House Appropriations Committee Chair David Obey (D, Wis.) said his panel would adhere to the president's fiscal 2011 spending targets. "We will not exceed his requested level for appropriations, but we will also not exempt any department or activity from review ... because none of them are without waste."
Medicaid funding extension
Obama's budget plan would help states by providing a six-month, $25.5 billion extension of enhanced Medicaid funding through June 2011. This would continue support from the most recent stimulus package, which increased the federal share of Medicaid by a total of $87 billion through the end of 2010.

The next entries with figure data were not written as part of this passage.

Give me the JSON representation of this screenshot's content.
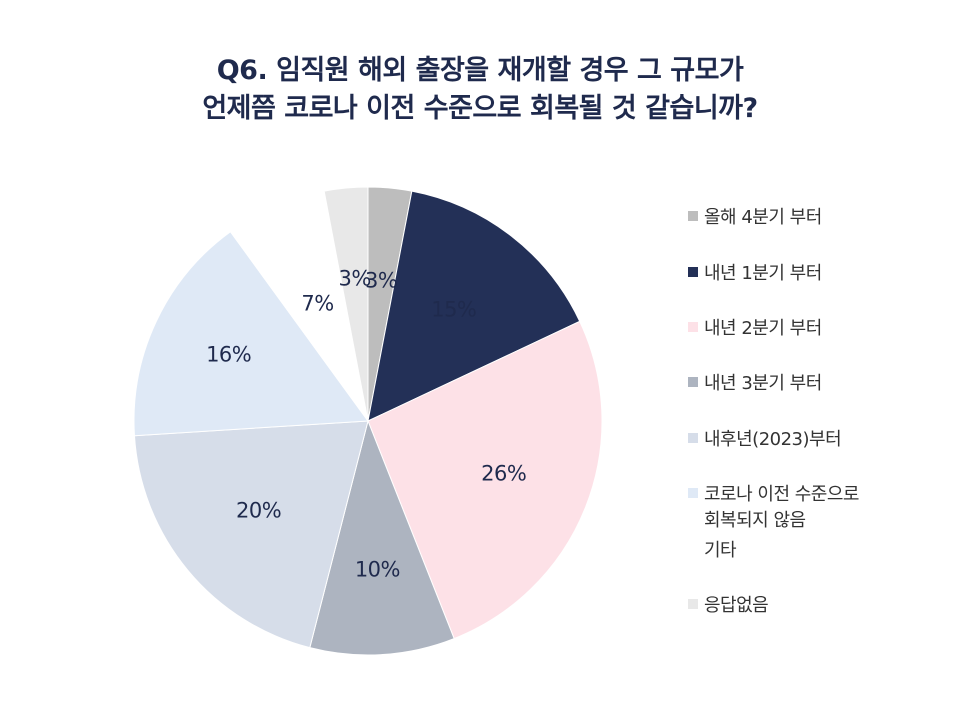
{
  "title": {
    "line1": "Q6. 임직원 해외 출장을 재개할 경우 그 규모가",
    "line2": "언제쯤 코로나 이전 수준으로 회복될 것 같습니까?"
  },
  "chart_data": {
    "type": "pie",
    "title": "Q6. 임직원 해외 출장을 재개할 경우 그 규모가 언제쯤 코로나 이전 수준으로 회복될 것 같습니까?",
    "legend_position": "right",
    "start_angle": "12 o'clock, clockwise",
    "slices": [
      {
        "label": "올해 4분기 부터",
        "value": 3,
        "display": "3%",
        "color": "#bdbdbd"
      },
      {
        "label": "내년 1분기 부터",
        "value": 15,
        "display": "15%",
        "color": "#233057"
      },
      {
        "label": "내년 2분기 부터",
        "value": 26,
        "display": "26%",
        "color": "#fde1e7"
      },
      {
        "label": "내년 3분기 부터",
        "value": 10,
        "display": "10%",
        "color": "#adb4c0"
      },
      {
        "label": "내후년(2023)부터",
        "value": 20,
        "display": "20%",
        "color": "#d6dde9"
      },
      {
        "label": "코로나 이전 수준으로\n회복되지 않음",
        "value": 16,
        "display": "16%",
        "color": "#dfe9f6"
      },
      {
        "label": "기타",
        "value": 7,
        "display": "7%",
        "color": "#ffffff"
      },
      {
        "label": "응답없음",
        "value": 3,
        "display": "3%",
        "color": "#e8e8e8"
      }
    ]
  }
}
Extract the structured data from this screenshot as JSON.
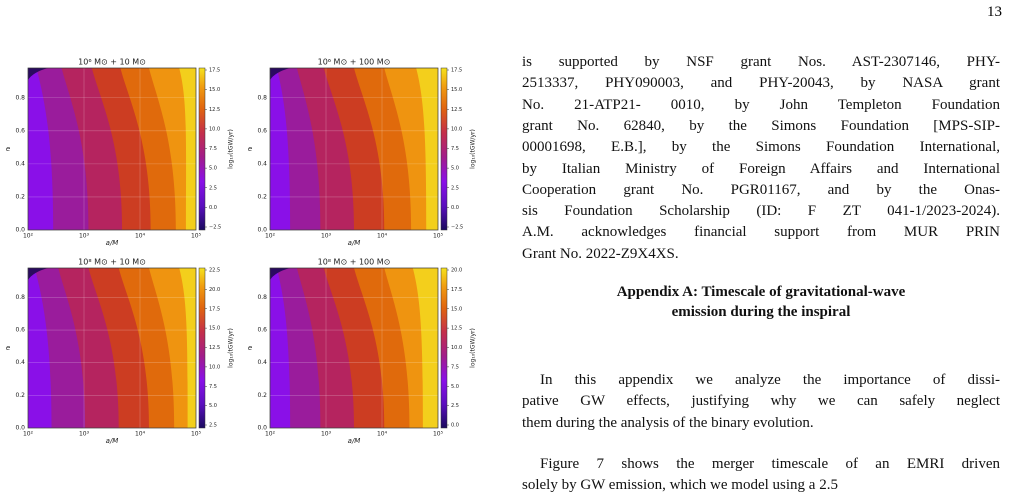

"This is the president's statement that two more quarters [of federal assistance] are absolutely essential," Sebelius said. State Medicaid directors, governors and policy experts have warned that significant Medicaid cuts will be necessary if the stimulus act's Medicaid funding expires.
But the administration has not decided if it will support continuing the enhanced Medicaid funding beyond June 2011, the end of most states' fiscal years, said Cindy Mann, director of the CMS Center for Medicaid and State Operations. Medicaid enrollment typically remains high until an economic recovery is well under way, according to policy analysts. Although the administration's budget proposal assumes stronger economic growth, it still projects unemployment to be at about 8% at the end of 2012, Orszag said.
Health programs expanded
Obama's HHS budget also would help maintain health coverage through community health centers. It calls for a 13% increase for the facilities in fiscal 2011.
The additional funding would help create 25 new sites for health care access in communities without existing centers. It also would expand access to the more than 1,200 community health centers in the U.S., Sebelius said.
Medical research also received significant support from Obama. The boost to $32.2 billion "is the largest proposed funding increase for NIH we have seen in a president's budget in eight years," said Mark O. Lively, PhD, president of the Federation of American Societies for Experimental Biology. The budget also adds $208 million for research on the comparative effectiveness of different medical treatments and drugs, and for translating research findings into treatments, among other work.
The Obama budget proposes raising funding for the Health Care Fraud and Abuse Control program to $1.7 billion. This would allow an HHS/Justice Dept. anti-fraud task force to work in 13 additional cities.
Sebelius said the administration is working aggressively to hire a CMS administrator, the highest-ranking position still vacant at HHS. CMS has been without a permanent administrator since Mark B. McClellan, MD, PhD, left in October 2006. "We hope to have someone named in the not-too-distant future," Sebelius said.